Tucson Electric Joins Western Power Market, Expects $13 Million in Annual Savings

Tucson Electric Power Company entered into an agreement to join the Western Energy Imbalance Market from April 2022, according to a May 8 news release from the California Independent System Operator Corporation. Tucson estimates the participation to result in about $13 million in annual energy cost savings for its customers by expanding real-time access to renewable power and other low-cost energy resources.

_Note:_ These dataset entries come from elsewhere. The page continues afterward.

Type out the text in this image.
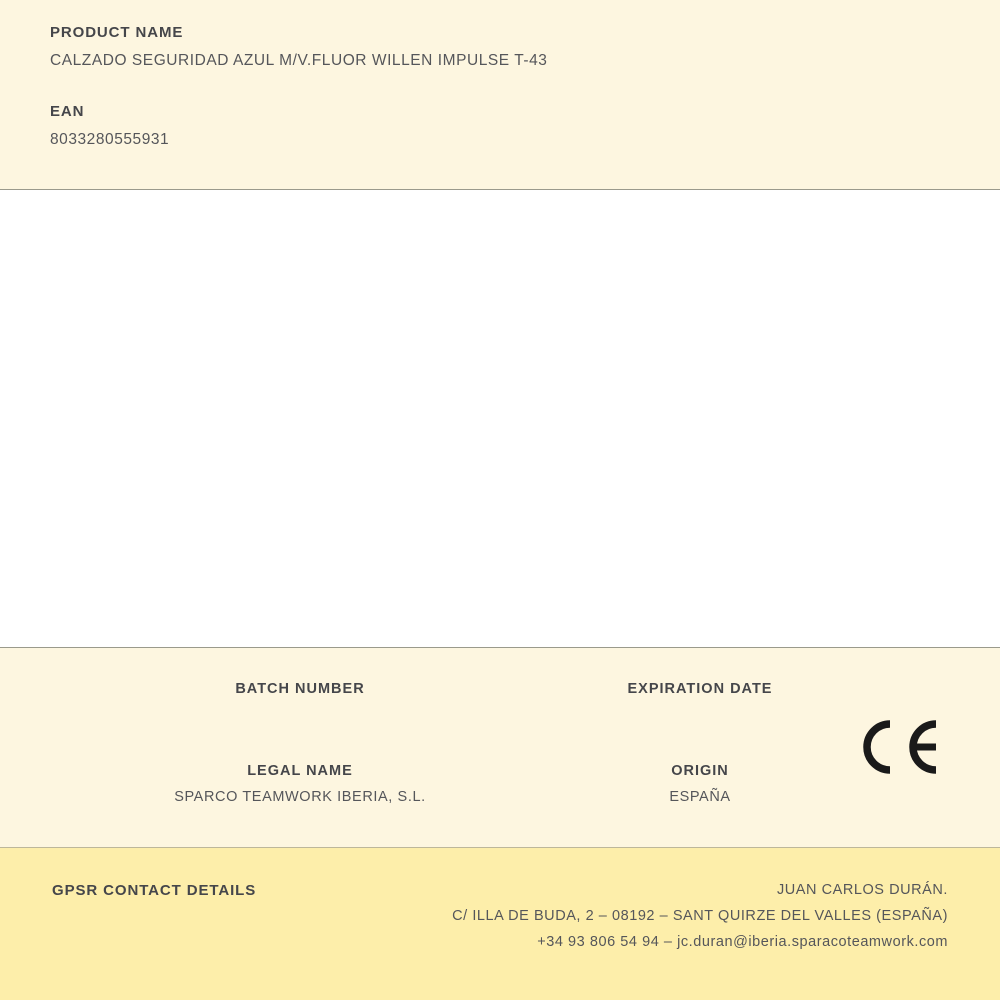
PRODUCT NAME
CALZADO SEGURIDAD AZUL M/V.FLUOR WILLEN IMPULSE T-43
EAN
8033280555931
BATCH NUMBER	EXPIRATION DATE
LEGAL NAME
SPARCO TEAMWORK IBERIA, S.L.
ORIGIN
ESPAÑA
GPSR CONTACT DETAILS	JUAN CARLOS DURÁN.
C/ ILLA DE BUDA, 2 – 08192 – SANT QUIRZE DEL VALLES (ESPAÑA)
+34 93 806 54 94 – jc.duran@iberia.sparacoteamwork.com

The energy imbalance market is an automated system that secures the lowest-cost energy to serve real-time customer demand over a broad region spanning across multiple western states. Participating utilities and their customers also benefit from the ability to maximize the use of renewable energy, by harnessing wind and solar power anywhere in the system and efficiently integrating their intermittent output with other dispatchable resources.

Earlier this month, the grid operator announced that the EIM generated about $85 million in savings in the first quarter of this year, with total benefits reaching over $650 million since its launch in November 2014. The market used over 52,000 megawatt-hours of surplus renewable energy that otherwise would have been curtailed.

Current participants include PacifiCorp, NV Energy, Arizona Public Service, Puget Sound Energy, PortlandGeneral Electric, Idaho Power, Powerex, and the Balancing Authority of Northern California/Sacramento Municipal Utility District.

Tucson Electric Power is a subsidiary of UNS Energy Corporation.